Depth hands-on science learning the first lesson: to get started from the multi-class classification -Autograd

Use autograd automatically derivative

In machine learning, we usually updates the model parameters in order to solve using a gradient descent. Loss function gradient model parameters on a point direction can be reduced loss function values, we continue to update the model along the direction of the gradient to minimize the loss function.
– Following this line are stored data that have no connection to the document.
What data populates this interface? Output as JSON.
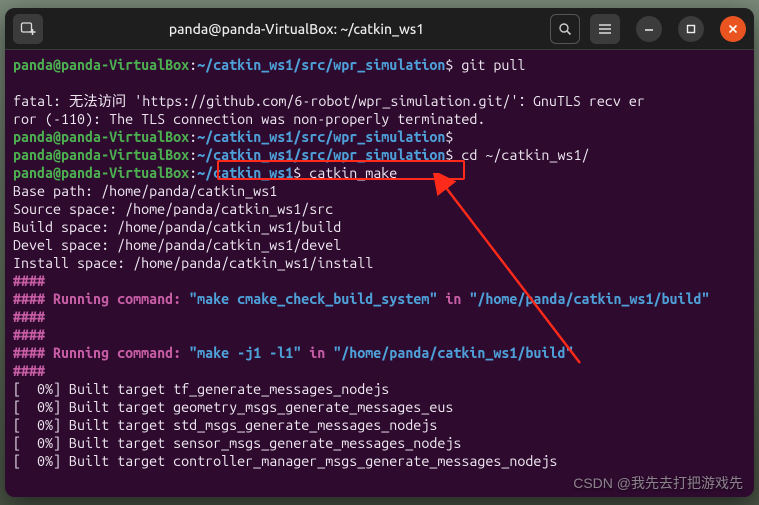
{
  "titlebar": {
    "title": "panda@panda-VirtualBox: ~/catkin_ws1"
  },
  "prompt": {
    "user_host": "panda@panda-VirtualBox",
    "path_wpr": "~/catkin_ws1/src/wpr_simulation",
    "path_ws1": "~/catkin_ws1"
  },
  "cmds": {
    "git_pull": "git pull",
    "cd_ws1": "cd ~/catkin_ws1/",
    "catkin_make": "catkin_make"
  },
  "error": {
    "line1": "fatal: 无法访问 'https://github.com/6-robot/wpr_simulation.git/'：GnuTLS recv er",
    "line2": "ror (-110): The TLS connection was non-properly terminated."
  },
  "spaces": {
    "base": "Base path: /home/panda/catkin_ws1",
    "source": "Source space: /home/panda/catkin_ws1/src",
    "build": "Build space: /home/panda/catkin_ws1/build",
    "devel": "Devel space: /home/panda/catkin_ws1/devel",
    "install": "Install space: /home/panda/catkin_ws1/install"
  },
  "hashes": "####",
  "running_label": "#### Running command: ",
  "in_label": " in ",
  "quoted": {
    "cmake_check": "\"make cmake_check_build_system\"",
    "build_dir_wrap": "\"/home/panda/catkin_ws1/build\"",
    "make_j1": "\"make -j1 -l1\"",
    "build_dir": "\"/home/panda/catkin_ws1/build\""
  },
  "targets": {
    "t1": "[  0%] Built target tf_generate_messages_nodejs",
    "t2": "[  0%] Built target geometry_msgs_generate_messages_eus",
    "t3": "[  0%] Built target std_msgs_generate_messages_nodejs",
    "t4": "[  0%] Built target sensor_msgs_generate_messages_nodejs",
    "t5": "[  0%] Built target controller_manager_msgs_generate_messages_nodejs"
  },
  "watermark": "CSDN @我先去打把游戏先"
}
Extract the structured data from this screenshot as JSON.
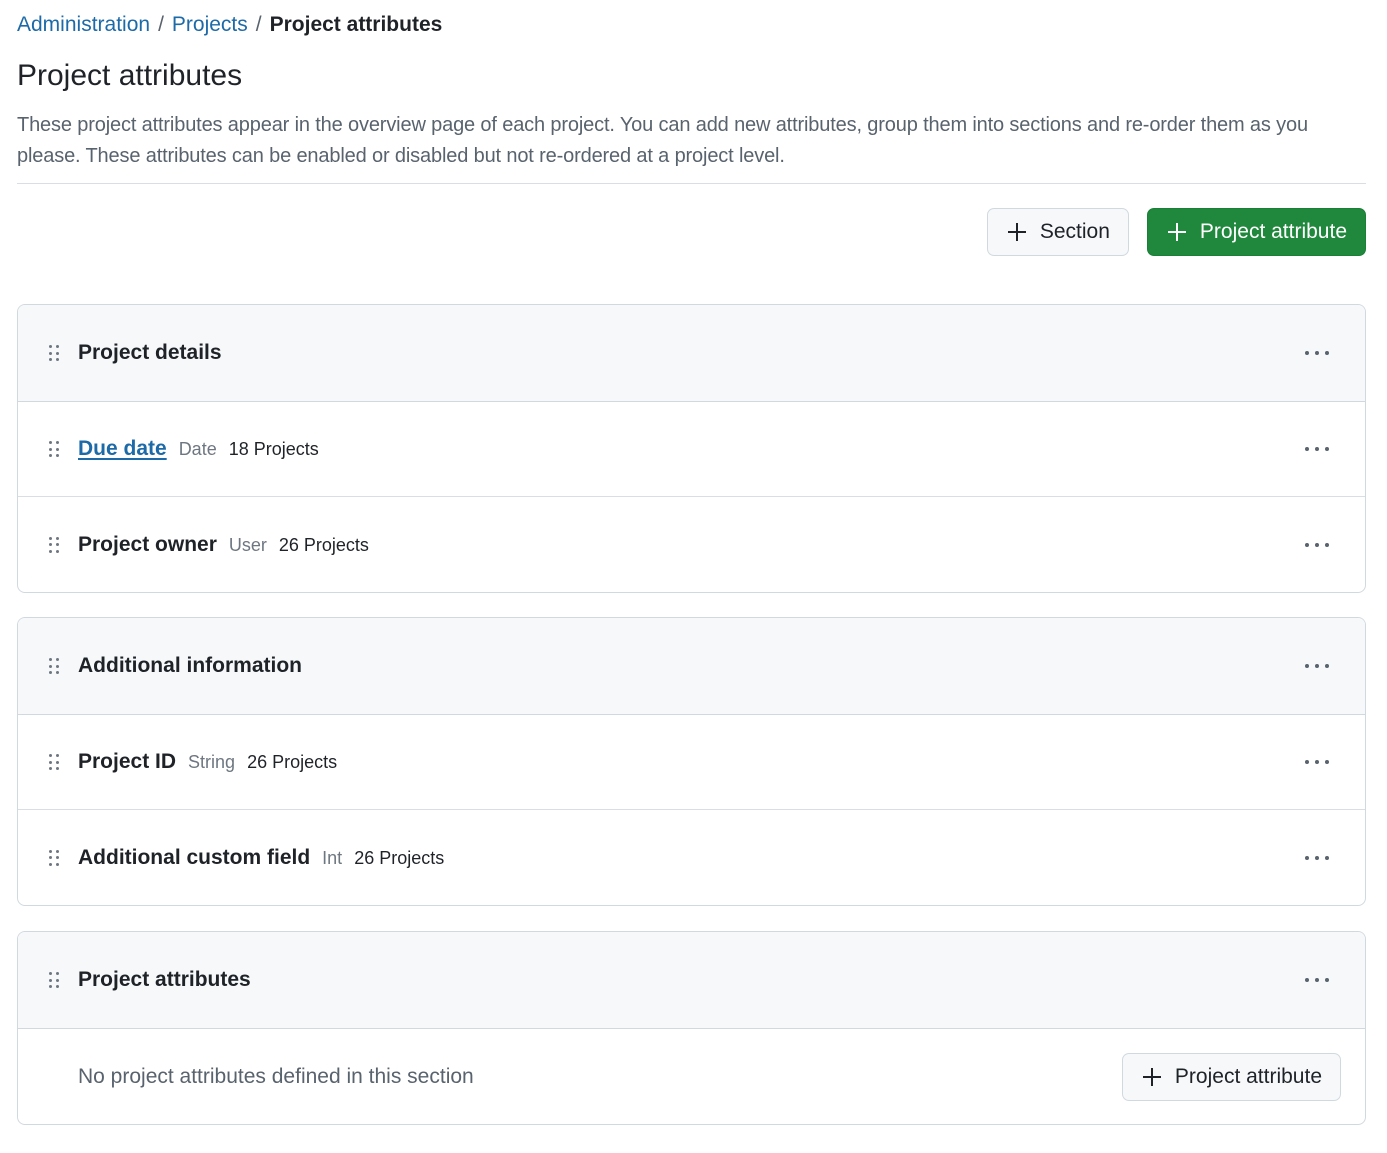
{
  "breadcrumb": {
    "items": [
      "Administration",
      "Projects"
    ],
    "separator": "/",
    "current": "Project attributes"
  },
  "page": {
    "title": "Project attributes",
    "description": "These project attributes appear in the overview page of each project. You can add new attributes, group them into sections and re-order them as you please. These attributes can be enabled or disabled but not re-ordered at a project level."
  },
  "toolbar": {
    "add_section_label": "Section",
    "add_attribute_label": "Project attribute"
  },
  "colors": {
    "primary_green": "#1f883d",
    "link_blue": "#1d6aa8",
    "header_bg": "#f6f8fa",
    "border": "#d1d9e0"
  },
  "sections": [
    {
      "title": "Project details",
      "attributes": [
        {
          "name": "Due date",
          "type": "Date",
          "count": "18 Projects",
          "is_link": true
        },
        {
          "name": "Project owner",
          "type": "User",
          "count": "26 Projects",
          "is_link": false
        }
      ]
    },
    {
      "title": "Additional information",
      "attributes": [
        {
          "name": "Project ID",
          "type": "String",
          "count": "26 Projects",
          "is_link": false
        },
        {
          "name": "Additional custom field",
          "type": "Int",
          "count": "26 Projects",
          "is_link": false
        }
      ]
    },
    {
      "title": "Project attributes",
      "attributes": [],
      "empty_text": "No project attributes defined in this section",
      "add_attribute_label": "Project attribute"
    }
  ],
  "icons": {
    "drag_handle": "grabber-icon",
    "more_menu": "kebab-horizontal-icon",
    "add": "plus-icon"
  }
}
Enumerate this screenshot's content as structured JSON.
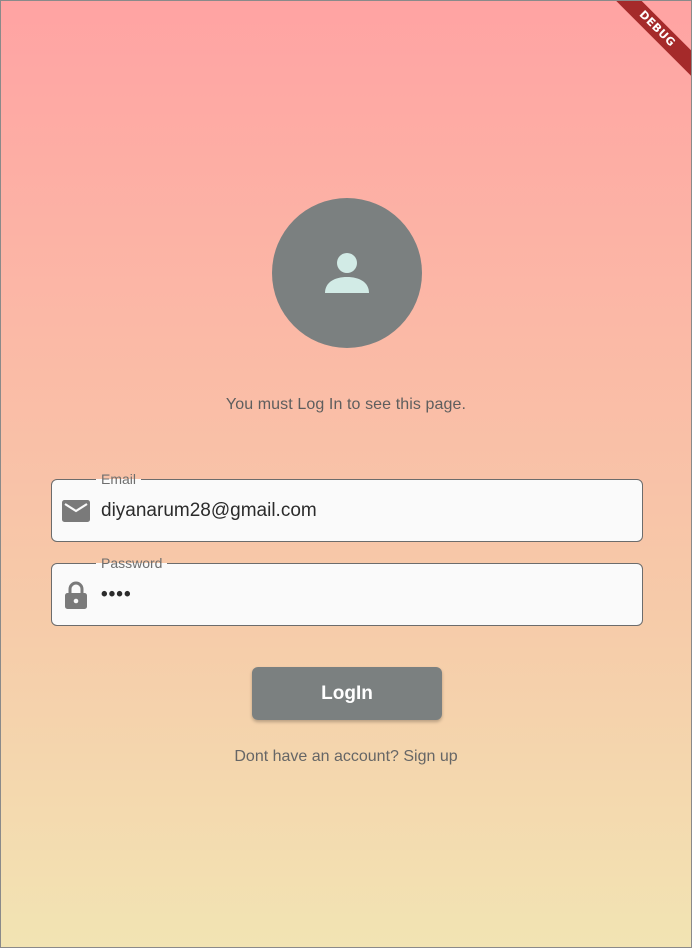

Although the gradient calculation is relatively straightforward, but for complex models, for example, up to dozens layer neural network, a manual calculation of the gradient is very difficult.

To this end MXNet provide autograd package to automate the process of derivation. Although most claim depth learning framework to automatically compile the computing FIG derivative, mxnet.autograd derivative may be normal programming command, it creates each rear end of the real-time computation graph can be immediately calculated gradient.

Let us step by step to introduce this package. We first import autograd.

import mxnet.ndarray as nd
import mxnet.autograd as ag

Attach a variable gradient

Suppose we want to assume the function f = 2 * (x ** 2) the derivative with respect to x. Let's create a variable x, and initial value.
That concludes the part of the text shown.